Про то, что Регина Кирпиченко устраивает сейшн на даче, в классе стало известно перед майскими. Ее предки собрались на недельку отвалить в Пицунду, а дочку оставили одну. Заключили с ней джентльменское соглашение: собирать френдов на городской квартире ни-ни, потому что там ковры, хрусталь и дорогая техника, зато кантри-хаус в ее полном распоряжении.
Роб наблюдал за охватившим класс ажиотажем (кого пригласят, кого не пригласят), как Золушка за сборами сестер на королевский бал: не то чтоб безучастно, но безо всякой личной заинтересованности. Уж ему-то точно не светило, так что без толку было интриговать и суетиться.
И вдруг 5 мая, после классного часа по случаю дня рождения Карла Маркса, подходит к нему Регинка, смотрит своими глазищами и говорит:
— Робчик, у меня десятого сейшн. На даче, с ночевкой. Если хочешь, приезжай.
Она стояла у окна вся освещенная солнцем, перетянутые синей лентой волосы сверкали и переливались, и у Роба перехватило в горле, в висках жарко застучало, а в груди, наоборот, стало холодно.
До чего же она была красивая! Даже если б фазер у нее работал не торгпредом, а дворником, все равно сутулому очкарику такая бьюти-квин никогда и ни за что бы не досталась.

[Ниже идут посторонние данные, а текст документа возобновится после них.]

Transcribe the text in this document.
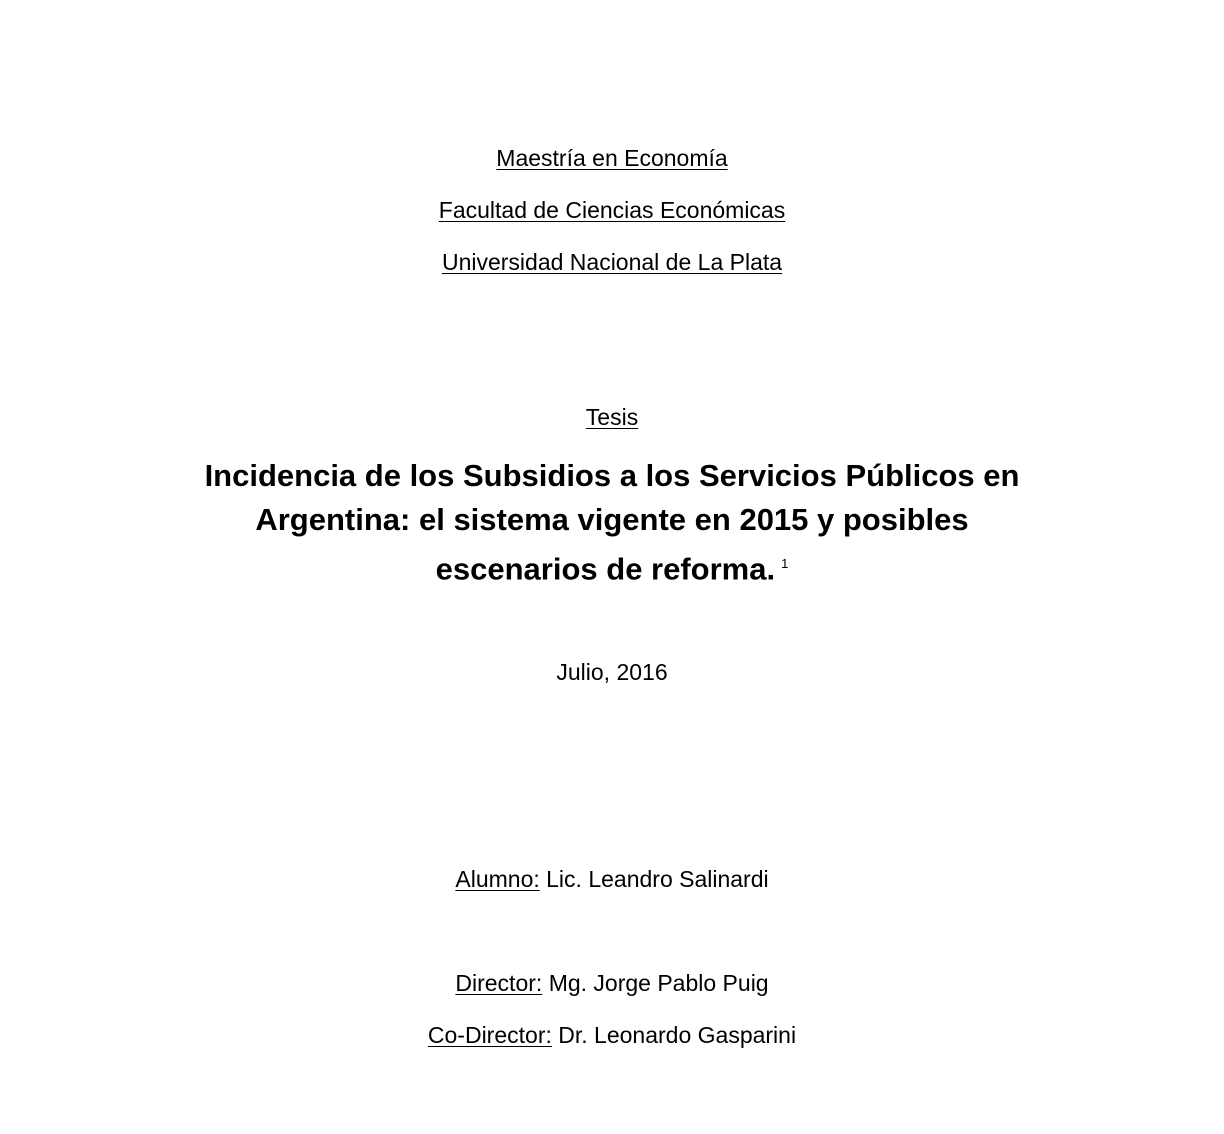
Maestría en Economía
Facultad de Ciencias Económicas
Universidad Nacional de La Plata
Tesis
Incidencia de los Subsidios a los Servicios Públicos en
Argentina: el sistema vigente en 2015 y posibles
escenarios de reforma. $^1$
Julio, 2016
Alumno: Lic. Leandro Salinardi
Director: Mg. Jorge Pablo Puig
Co-Director: Dr. Leonardo Gasparini
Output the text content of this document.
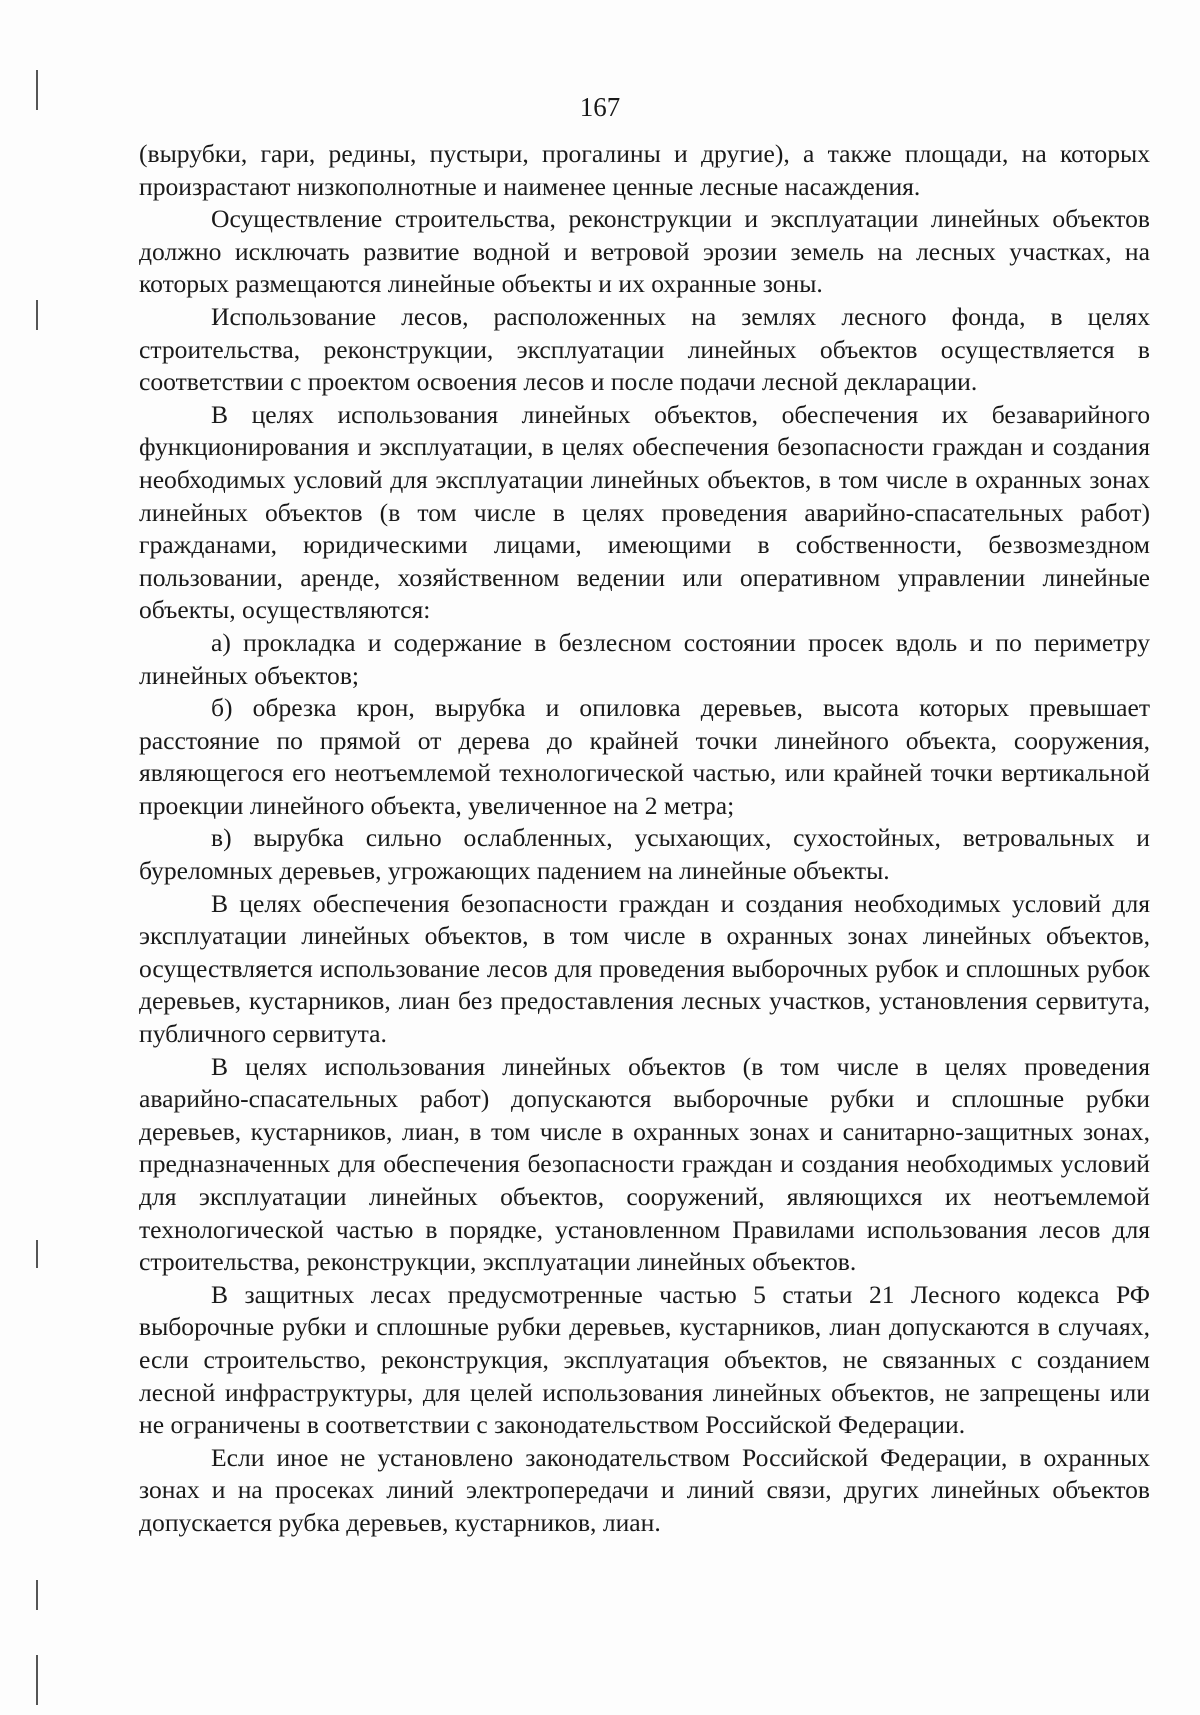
167

(вырубки, гари, редины, пустыри, прогалины и другие), а также площади, на которых произрастают низкополнотные и наименее ценные лесные насаждения.

Осуществление строительства, реконструкции и эксплуатации линейных объектов должно исключать развитие водной и ветровой эрозии земель на лесных участках, на которых размещаются линейные объекты и их охранные зоны.

Использование лесов, расположенных на землях лесного фонда, в целях строительства, реконструкции, эксплуатации линейных объектов осуществляется в соответствии с проектом освоения лесов и после подачи лесной декларации.

В целях использования линейных объектов, обеспечения их безаварийного функционирования и эксплуатации, в целях обеспечения безопасности граждан и создания необходимых условий для эксплуатации линейных объектов, в том числе в охранных зонах линейных объектов (в том числе в целях проведения аварийно-спасательных работ) гражданами, юридическими лицами, имеющими в собственности, безвозмездном пользовании, аренде, хозяйственном ведении или оперативном управлении линейные объекты, осуществляются:

а) прокладка и содержание в безлесном состоянии просек вдоль и по периметру линейных объектов;

б) обрезка крон, вырубка и опиловка деревьев, высота которых превышает расстояние по прямой от дерева до крайней точки линейного объекта, сооружения, являющегося его неотъемлемой технологической частью, или крайней точки вертикальной проекции линейного объекта, увеличенное на 2 метра;

в) вырубка сильно ослабленных, усыхающих, сухостойных, ветровальных и буреломных деревьев, угрожающих падением на линейные объекты.

В целях обеспечения безопасности граждан и создания необходимых условий для эксплуатации линейных объектов, в том числе в охранных зонах линейных объектов, осуществляется использование лесов для проведения выборочных рубок и сплошных рубок деревьев, кустарников, лиан без предоставления лесных участков, установления сервитута, публичного сервитута.

В целях использования линейных объектов (в том числе в целях проведения аварийно-спасательных работ) допускаются выборочные рубки и сплошные рубки деревьев, кустарников, лиан, в том числе в охранных зонах и санитарно-защитных зонах, предназначенных для обеспечения безопасности граждан и создания необходимых условий для эксплуатации линейных объектов, сооружений, являющихся их неотъемлемой технологической частью в порядке, установленном Правилами использования лесов для строительства, реконструкции, эксплуатации линейных объектов.

В защитных лесах предусмотренные частью 5 статьи 21 Лесного кодекса РФ выборочные рубки и сплошные рубки деревьев, кустарников, лиан допускаются в случаях, если строительство, реконструкция, эксплуатация объектов, не связанных с созданием лесной инфраструктуры, для целей использования линейных объектов, не запрещены или не ограничены в соответствии с законодательством Российской Федерации.

Если иное не установлено законодательством Российской Федерации, в охранных зонах и на просеках линий электропередачи и линий связи, других линейных объектов допускается рубка деревьев, кустарников, лиан.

Главное, она не только красивая была, но и хорошая. Он сразу догадался, чем вызвано неожиданное приглашение. Пару дней назад была городская контрольная по алгебре, а у Регинки с математикой не очень. Кинула через ряд записку: «SOS!». Роб свой первый вариант сразу бросил, наскоро решил задачки второго варианта и тем же манером переправил свернутый листок обратно. Так что не его прыщами прельстилась Регинка — захотела за контрольную отблагодарить.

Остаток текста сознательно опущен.